Et ce cri-là n’eut point de fin ; ce fut un océan toujours agité, toujours immense dans sa colère et ses sanglots, un océan sans fond et sans rivage, se roulant sur lui-même, tournant sur lui-même, se déchirant lui-même comme un Dieu en démence.

Et ce cri n’eut pas d’écho ; il allait toujours se briser sur les rochers arides, qui lui en rapportaient les sons et le faisaient monter au ciel en rage écumeuse.

Satan parlait.

I

À moi, le monde ! à moi, la mort et la vie, les empereurs et les peuples, les empires et les nations ! Peuples, soulevez les linceuls ; empires, soulevez vos ruines ; empereurs, soulevez vos cercueils embaumés et pourris, venez nous dire ce que c’est que la vie, ce que vaut un peuple, ce que vaut une couronne, combien il faut de vers et de siècles pour manger l’un, combien il faut de minutes pour broyer l’autre ; vous avez vécu et vous êtes morts maintenant !

Peuples, où sont vos noms effacés par le sable qu’a soulevé la tempête, tempête qu’en ont effacée tant d’autres ?

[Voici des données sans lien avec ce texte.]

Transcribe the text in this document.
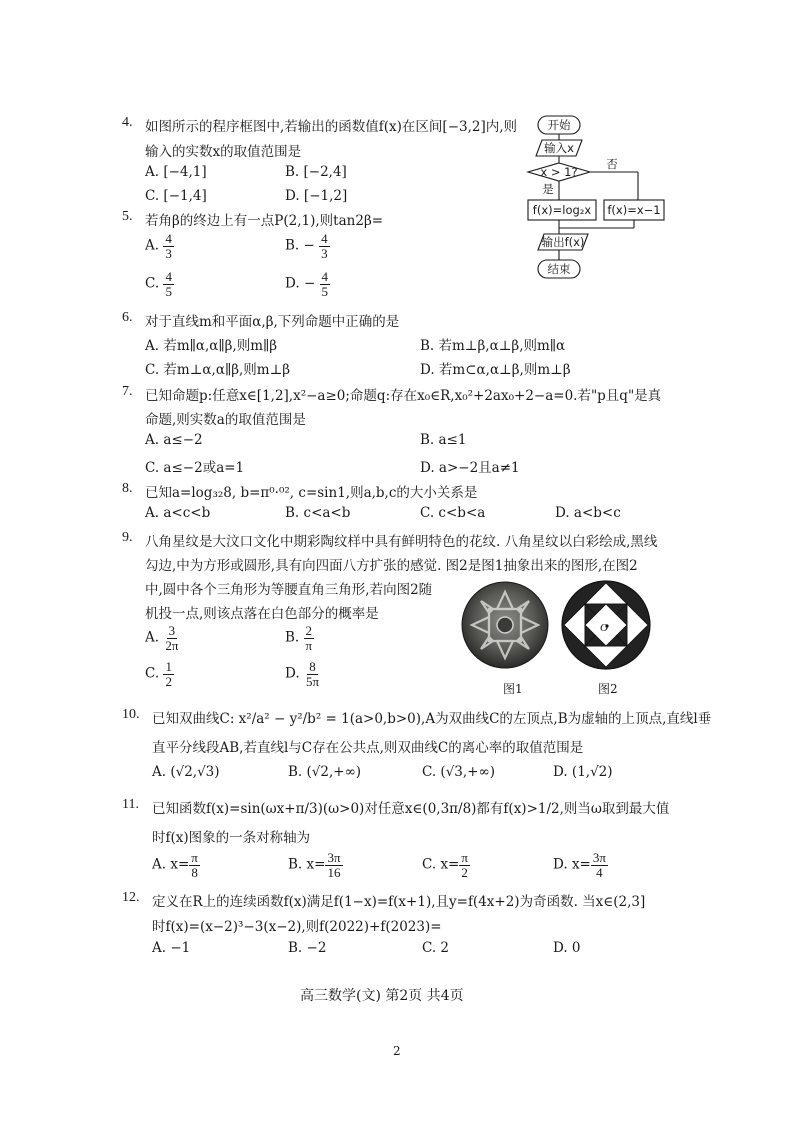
4. 如图所示的程序框图中,若输出的函数值f(x)在区间[−3,2]内,则
输入的实数x的取值范围是
A. [−4,1]	B. [−2,4]
C. [−1,4]	D. [−1,2]
开始
输入x
x > 1?
否
是
f(x)=log₂x f(x)=x−1
输出f(x)
结束
5. 若角β的终边上有一点P(2,1),则tan2β=
A. $\frac{4}{3}$	B. − $\frac{4}{3}$
C. $\frac{4}{5}$	D. − $\frac{4}{5}$
6. 对于直线m和平面α,β,下列命题中正确的是
A. 若m∥α,α∥β,则m∥β	B. 若m⊥β,α⊥β,则m∥α
C. 若m⊥α,α∥β,则m⊥β	D. 若m⊂α,α⊥β,则m⊥β
7. 已知命题p:任意x∈[1,2],x²−a≥0;命题q:存在x₀∈R,x₀²+2ax₀+2−a=0.若"p且q"是真
命题,则实数a的取值范围是
A. a≤−2	B. a≤1
C. a≤−2或a=1	D. a>−2且a≠1
8. 已知a=log₃₂8, b=π⁰·⁰², c=sin1,则a,b,c的大小关系是
A. a<c<b	B. c<a<b	C. c<b<a	D. a<b<c
9. 八角星纹是大汶口文化中期彩陶纹样中具有鲜明特色的花纹. 八角星纹以白彩绘成,黑线
勾边,中为方形或圆形,具有向四面八方扩张的感觉. 图2是图1抽象出来的图形,在图2
中,圆中各个三角形为等腰直角三角形,若向图2随
机投一点,则该点落在白色部分的概率是
A. $\frac{3}{2\pi}$	B. $\frac{2}{\pi}$
C. $\frac{1}{2}$	D. $\frac{8}{5\pi}$
O
图1	图2
10. 已知双曲线C: x²/a² − y²/b² = 1(a>0,b>0),A为双曲线C的左顶点,B为虚轴的上顶点,直线l垂
直平分线段AB,若直线l与C存在公共点,则双曲线C的离心率的取值范围是
A. (√2,√3)	B. (√2,+∞)	C. (√3,+∞)	D. (1,√2)
11. 已知函数f(x)=sin(ωx+π/3)(ω>0)对任意x∈(0,3π/8)都有f(x)>1/2,则当ω取到最大值
时f(x)图象的一条对称轴为
A. $x= \frac{\pi}{8}$	B. $x= \frac{3\pi}{16}$	C. $x= \frac{\pi}{2}$	D. $x= \frac{3\pi}{4}$
12. 定义在R上的连续函数f(x)满足f(1−x)=f(x+1),且y=f(4x+2)为奇函数. 当x∈(2,3]
时f(x)=(x−2)³−3(x−2),则f(2022)+f(2023)=
A. −1	B. −2	C. 2	D. 0
高三数学(文) 第2页 共4页
2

Rois, où sont vos couronnes emportées aussi par l’haleine de la mort ?

Venez aussi, hommes de la terre ; dites-moi où sont vos passions, vos vertus ? passées comme vos fleurs, vos palais, vos gloires et vos cendres !

Et vous, femmes, ou sont vos cœurs pleins d’amour, vos cœurs, pourris aussi avant la dentelle de vos vêtements ?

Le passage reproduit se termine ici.